What we as Americans must keep in mind is that that both Justice Brennan and Justice Kennedy belong to two separate political parties. A common argument to the way justices place their opinion may lie in their past experiences, but should not and cannot lie with their political agenda in mind. This case, for instance, is one that had both sides of the political spectrum working together to interpret the law and then make a decision based off of facts of the case – nothing else.

But where there is concurrence, there must be dissent. Both Justice Rehnquist and Justice Stevens fell under this category. Justice Rehnquist went deeper into various places in time where the United States flag was used as a symbol of national pride and deeper symbolic’s. Because of this, he said –

“With the exception of Alaska and Wyoming, all of the States now have statutes prohibiting the burning of the. Most of the state statutes are patterned after the Uniform Flag Act of 1917, which in provides:

No person shall publicly mutilate, deface, defile, defy, trample upon, or by word or act cast contempt upon any such flag, standard, color, ensign or shield”.

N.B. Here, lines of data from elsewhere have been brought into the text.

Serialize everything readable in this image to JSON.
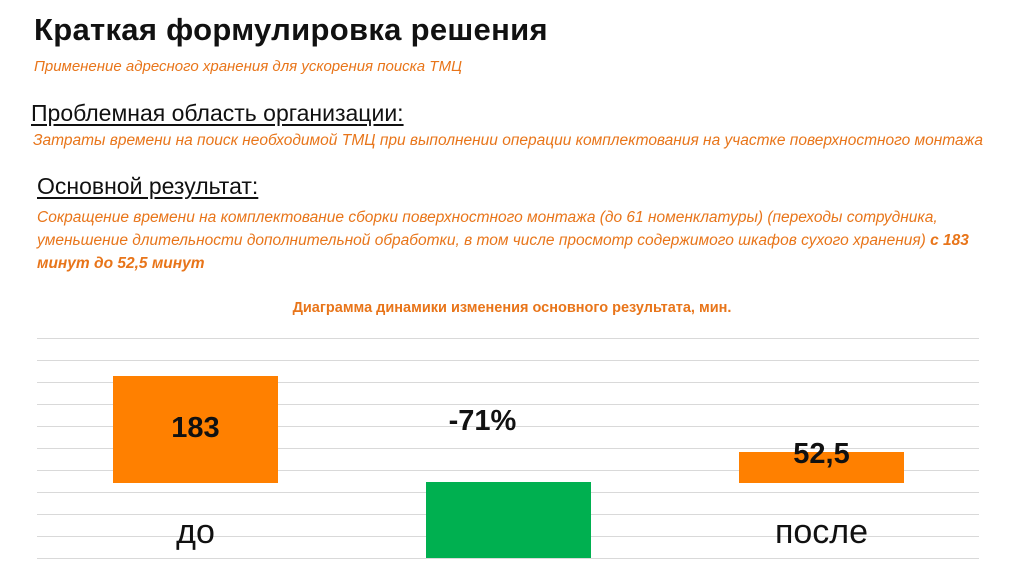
{
  "slide": {
    "title": "Краткая формулировка решения",
    "subtitle": "Применение адресного хранения для ускорения поиска ТМЦ",
    "problem_heading": "Проблемная область организации:",
    "problem_text": "Затраты времени на поиск необходимой ТМЦ при выполнении операции комплектования на участке поверхностного монтажа",
    "result_heading": "Основной результат:",
    "result_text": "Сокращение времени на комплектование сборки поверхностного монтажа (до 61 номенклатуры) (переходы сотрудника, уменьшение длительности дополнительной обработки, в том числе просмотр содержимого шкафов сухого хранения)",
    "result_highlight": "с 183 минут до 52,5 минут"
  },
  "colors": {
    "accent_orange": "#ff8000",
    "text_orange": "#e8751a",
    "change_green": "#00b050",
    "grid": "#d9d9d9"
  },
  "chart_data": {
    "type": "bar",
    "title": "Диаграмма динамики изменения основного результата, мин.",
    "categories": [
      "до",
      "после"
    ],
    "values": [
      183,
      52.5
    ],
    "value_labels": [
      "183",
      "52,5"
    ],
    "change_label": "-71%",
    "grid": true,
    "gridline_count": 11
  }
}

Justice Stevens then said, “A country’s flag is a symbol of more than “nationhood and national unity”. It also signifies the ideas that characterize the society that has chosen that emblem as well as the special history that has animated the growth and power of those ideas. The fleurs-de-lis and the tricolor both symbolized “nationhood and national unity,” but they had vastly different meanings. The message conveyed by some flags — the swastika, for example — may survive long after it has outlived its usefulness as a symbol of regimented unity in a particular nation.

So it is with the American flag. It is more than a proud symbol of the courage, the determination, and the gifts of nature that transformed 13 fledgling Colonies into a world power. It is a symbol of freedom, of equal opportunity, of religious tolerance, and of goodwill for other peoples who share our aspirations. The symbol carries its message to dissidents both at home and abroad who may have no interest at all in our national unity or survival.”

This case may very well bring a much larger conversation here in the United States, and each and every American will have to make a decision. Whatever their choice is on this matter, the fact that the Supreme Court has given their opinion is something to be highly considered. More information in regards to this ruling to follow.